Furthermore, adoption of computational tools remains low among these scholars despite such tools having existed for decades. A recent study found that the main culprits were poor user interfaces and lack of communication between tool builders and tool users. We therefore took an iterative, user-centered approach to the development of the tool. From reports of classroom usage, and interviews with scholars, we developed a descriptive model of the text analysis process, and extracted design guidelines for text analysis systems. These guidelines recommend showing overviews of both the content and metadata of a collection, allowing users to separate and compare subsets of data according to combinations of searches and metadata filters, allowing users to collect phrases, sentences, and documents into custom groups for analysis, making the usage context of words easy to see without interrupting the current activity, and making it easy to switch between different visualizations of the same data.
WordSeer, the system we implemented, supports highly flexible slicing and dicing, as well as easier transitions than in other tool between visual analyses, drill-downs, lateral explorations and overviews of slices in a text collection. The tool uses techniques from computational linguistics, information retrieval and data visualization.
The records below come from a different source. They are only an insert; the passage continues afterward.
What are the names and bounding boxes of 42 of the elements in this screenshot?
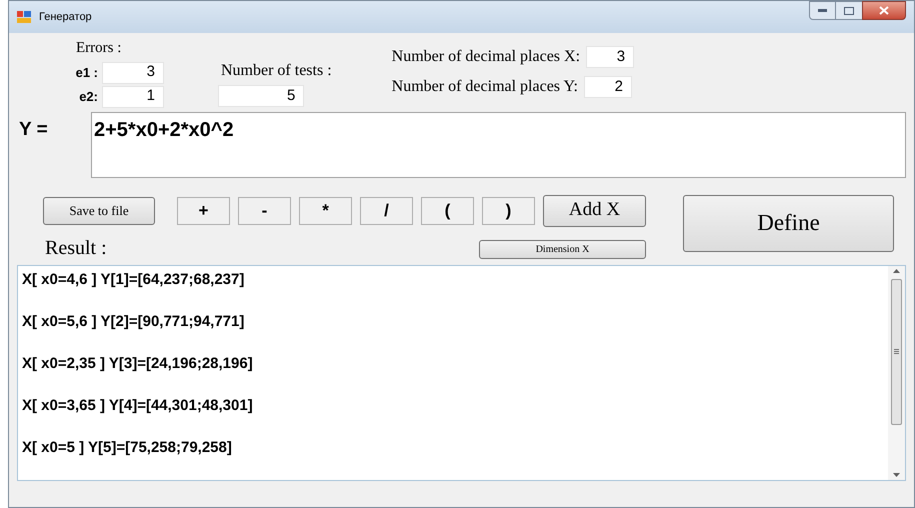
decimal-places-label: Number of decimal places X: xyxy=(392,47,580,67)
formula-field[interactable]: 2+5*x0+2*x0^2 xyxy=(91,112,906,178)
result-label: Result : xyxy=(45,236,107,260)
result-line: X[ x0=2,35 ] Y[3]=[24,196;28,196] xyxy=(22,354,254,374)
operator-button[interactable]: ) xyxy=(482,196,535,224)
add-x-button[interactable]: Add X xyxy=(543,194,646,226)
operator-button[interactable]: * xyxy=(299,196,352,224)
maximize-icon xyxy=(844,6,854,14)
operator-button[interactable]: - xyxy=(238,196,291,224)
minimize-button[interactable] xyxy=(809,1,836,20)
grip-icon xyxy=(894,349,899,354)
operator-button[interactable]: / xyxy=(360,196,413,224)
result-line: X[ x0=5,6 ] Y[2]=[90,771;94,771] xyxy=(22,312,246,332)
tests-field[interactable]: 5 xyxy=(218,85,304,107)
decimal-places-label: Number of decimal places Y: xyxy=(392,77,578,97)
operator-button[interactable]: ( xyxy=(421,196,474,224)
define-button[interactable]: Define xyxy=(683,194,894,252)
errors-label: Errors : xyxy=(76,39,122,58)
window-title: Генератор xyxy=(39,10,92,25)
result-line: X[ x0=5 ] Y[5]=[75,258;79,258] xyxy=(22,438,233,458)
formula-label: Y = xyxy=(19,118,49,142)
app-icon xyxy=(17,11,31,23)
error-label: e2: xyxy=(78,88,99,106)
error-label: e1 : xyxy=(74,64,99,82)
dimension-x-button[interactable]: Dimension X xyxy=(479,240,646,258)
scrollbar-thumb[interactable] xyxy=(891,278,902,424)
scroll-up-icon xyxy=(893,268,900,272)
error-field[interactable]: 3 xyxy=(102,62,164,84)
close-icon xyxy=(879,6,889,15)
decimal-places-field[interactable]: 2 xyxy=(584,76,632,98)
result-line: X[ x0=4,6 ] Y[1]=[64,237;68,237] xyxy=(22,270,246,290)
save-button[interactable]: Save to file xyxy=(43,196,155,224)
close-button[interactable] xyxy=(862,1,906,20)
minimize-icon xyxy=(818,9,827,12)
tests-label: Number of tests : xyxy=(221,61,332,81)
operator-button[interactable]: + xyxy=(177,196,230,224)
result-line: X[ x0=3,65 ] Y[4]=[44,301;48,301] xyxy=(22,396,254,416)
error-field[interactable]: 1 xyxy=(102,86,164,108)
decimal-places-field[interactable]: 3 xyxy=(586,46,634,68)
scrollbar[interactable] xyxy=(888,266,905,480)
maximize-button[interactable] xyxy=(836,1,862,20)
scroll-down-icon xyxy=(893,472,900,476)
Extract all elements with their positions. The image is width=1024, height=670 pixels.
The contributions of this dissertation are the following. First, the design and source code of WordSeer Version 3, an exploratory text analysis system. Unlike other current systems for this audience, WordSeer 3 supports collecting evidence, isolating and analyzing sub-sets of a collection, making comparisons based on collected items, and exploring a new idea without interrupting the current task. Second, we give a descriptive model of how humanities and social science scholars undertake exploratory text analysis during the course of their work. We also identify pain points in their current workflows and give suggestions on how systems can address these problems. Third, we describe a set of design principles for text analysis systems aimed at addressing these pain points. For validation, we contribute a set of three real-world examples of scholars using WordSeer 3, which was designed according to those principles. As a measure of success, we show how the scholars were able to conduct analyses yielding otherwise inaccessible results useful to their research.